Thinking outside the box may include more aggressive steps to maximize patient access.
3. BE FAST AND FLEXIBLE
Speed is everything in a drug launch – especially given increasing competition in most areas. Madrigal, for instance, will soon face Novo Nordisk’s behemoth semaglutide (marketed for diabetes/ obesity as Ozempic/Wegovy), expected to file for MASH approval this year. Establishing Rezdiffra as a foundational therapy in the space and underscoring its differentiating factors – such as oral once-daily delivery, a liver-targeted mechanism of action, and high tolerability – is therefore critical. So, adds Huntsman, is patient education around MASH and the damage it can cause, even before symptoms appear. Madrigal began a targeted direct-to-consumer campaign in August 2024, expanded to regular TV in January. The company is also working to ensure physicians’ offices know which non-invasive tests are available to identify eligible patients.

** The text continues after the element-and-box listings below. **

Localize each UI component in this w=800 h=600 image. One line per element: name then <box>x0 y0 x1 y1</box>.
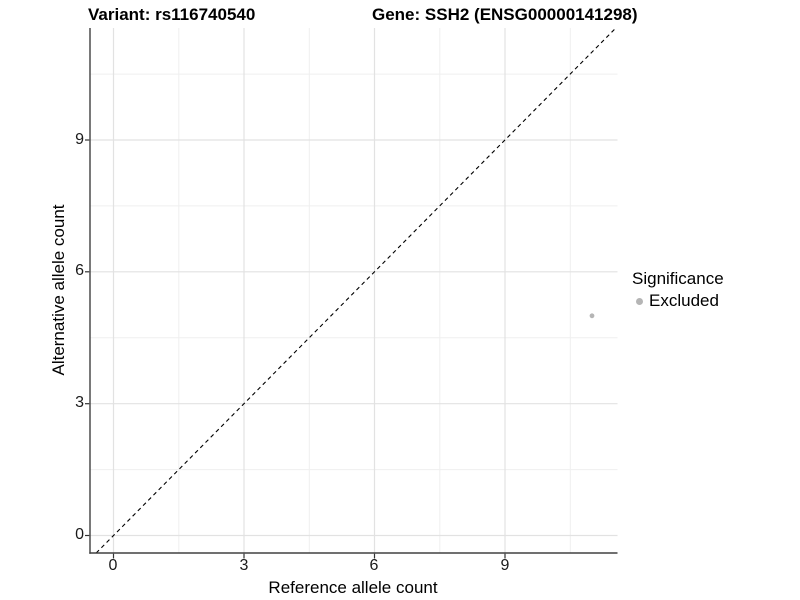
y-tick-label-9: 9 <box>75 131 84 148</box>
axis-lines <box>89 28 618 554</box>
plot-title-gene: Gene: SSH2 (ENSG00000141298) <box>372 5 638 24</box>
minor-gridlines <box>90 28 618 553</box>
tick-marks <box>85 139 506 559</box>
y-tick-label-6: 6 <box>75 262 84 279</box>
x-tick-label-3: 3 <box>239 557 249 574</box>
legend-key-dot-icon <box>636 297 643 305</box>
legend-title: Significance <box>632 269 724 288</box>
major-gridlines <box>90 28 618 553</box>
plot-title-variant: Variant: rs116740540 <box>88 5 256 24</box>
legend-item-label: Excluded <box>649 291 719 310</box>
legend-item-excluded: Excluded <box>632 291 800 311</box>
data-point <box>589 313 595 319</box>
y-tick-label-3: 3 <box>75 394 84 411</box>
y-axis-title: Alternative allele count <box>49 204 68 376</box>
x-tick-label-6: 6 <box>369 557 379 574</box>
legend: Significance Excluded <box>632 269 800 311</box>
x-tick-label-0: 0 <box>108 557 118 574</box>
y-tick-label-0: 0 <box>75 526 84 543</box>
x-tick-label-9: 9 <box>500 557 510 574</box>
identity-line <box>95 27 617 554</box>
x-axis-title: Reference allele count <box>268 578 438 597</box>
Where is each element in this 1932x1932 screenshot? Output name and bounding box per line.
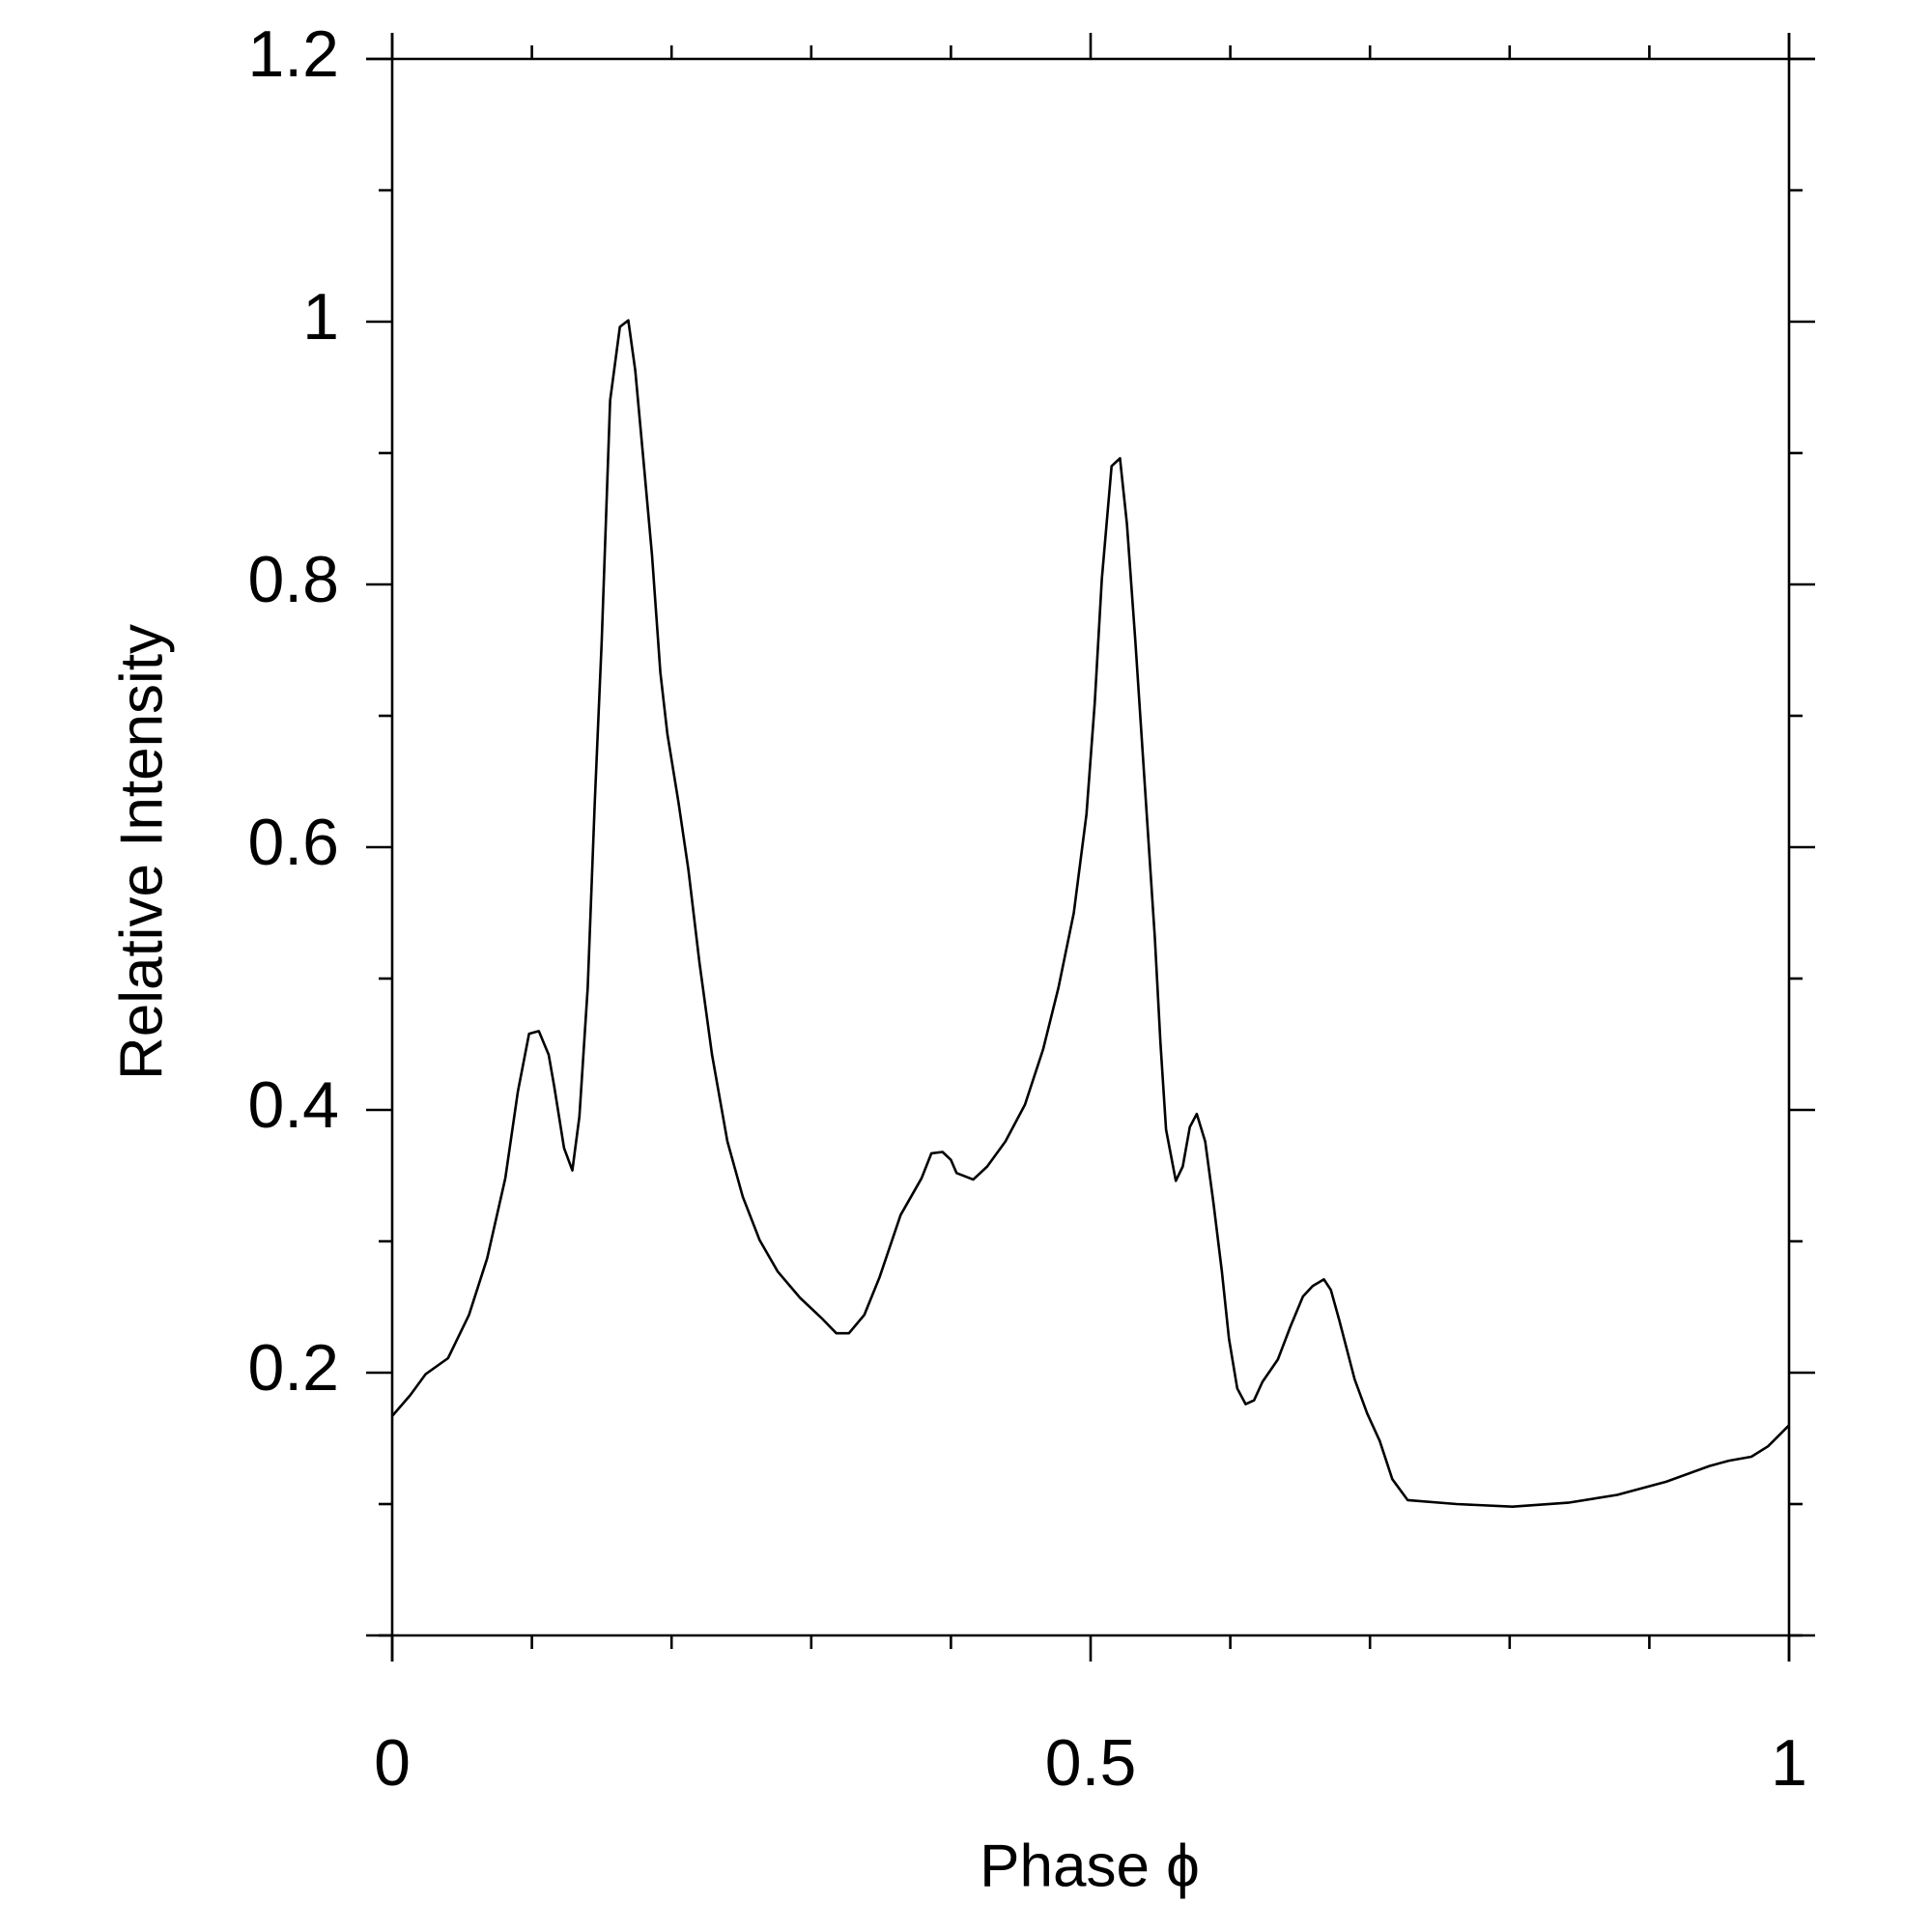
y-tick-label: 0.4 (247, 1068, 339, 1142)
x-tick-label: 1 (1771, 1726, 1807, 1800)
x-axis-label: Phase ϕ (980, 1833, 1200, 1899)
x-tick-label: 0 (374, 1726, 411, 1800)
y-tick-label: 0.2 (247, 1331, 339, 1405)
y-tick-label: 0.8 (247, 543, 339, 616)
y-tick-label: 0.6 (247, 806, 339, 879)
y-tick-label: 1.2 (247, 17, 339, 91)
y-axis-label: Relative Intensity (108, 624, 175, 1080)
x-tick-label: 0.5 (1045, 1726, 1137, 1800)
y-tick-label: 1 (302, 280, 339, 354)
data-line (391, 319, 1790, 1508)
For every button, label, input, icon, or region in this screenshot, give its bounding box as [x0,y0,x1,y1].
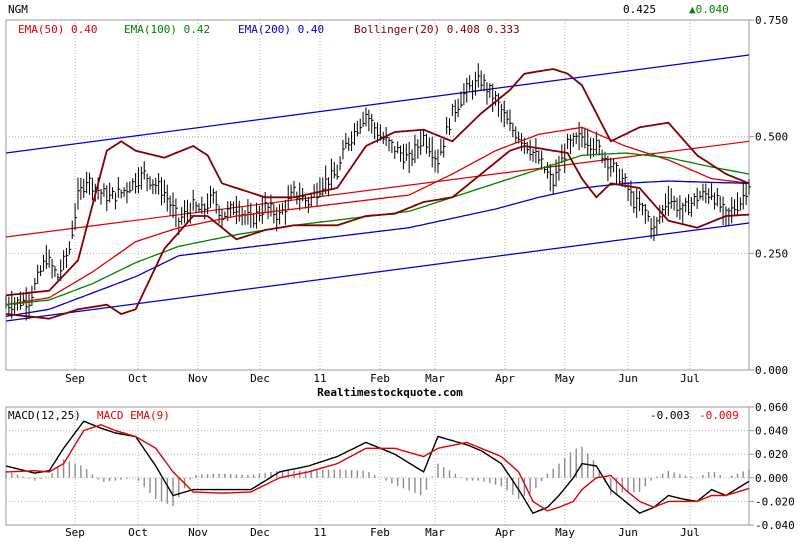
price-tick-label: 0.000 [755,364,788,377]
price-x-label: Feb [370,372,390,385]
legend-ema100: EMA(100) 0.42 [124,23,210,36]
macd-x-label: Feb [370,526,390,539]
bollinger-lower-line [5,145,750,320]
macd-x-label: Dec [250,526,270,539]
ticker-symbol: NGM [8,3,28,16]
macd-tick-label: -0.020 [755,495,795,508]
last-price: 0.425 [623,3,656,16]
legend-ema50: EMA(50) 0.40 [18,23,97,36]
macd-x-label: 11 [313,526,326,539]
price-tick-label: 0.750 [755,14,788,27]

Experienced people get such things done faster, which is why it makes sense to hire executives who have been through the process and/or worked together (Madrigal CEO Bill Sibold and CCO Carole Huntsman worked together for 11 years at Sanofi, for instance). This can also compensate, to an extent, when timelines are off: Huntsman arrived in November 2023, just months before Rezdiffra’s approval and launch. "I would have preferred to have the team in place at least a year before," she acknowledges. "But it is not the first time I’ve done things in a hurry."
Flexibility is another requirement. Things will not always go to plan – whether it’s the hiring process, an unexpected pandemic, a delayed approval, a less-than-ideal label, slow reimbursement coverage, or manufacturing setbacks. (See Box: Making it happen). Teams must be able to adjust to these changes.
Most biotech firms also face financing risk. They may find themselves lacking sufficient resources to scale up along ideal timelines. "Firms must scale at the time that is appropriate to their financing situation," notes Verona’s Martin. It isn’t always a question of having to wait (or about-turn entirely); some firms scale too early and may be stung by an approval delay.
Field force size and overall launch budgets will vary widely depending on the product in question: is it an ultra-rare disease drug or a pioneer product in a growing field like MASH or COPD? "Overall resource requirement is sized to each product. Launch budgets for all the products I have worked on have been very different," says Huntsman, who has worked on multiple drug launches.
Experienced people get such things done faster, which is why it makes sense to hire executives who have been through the process and/or worked together.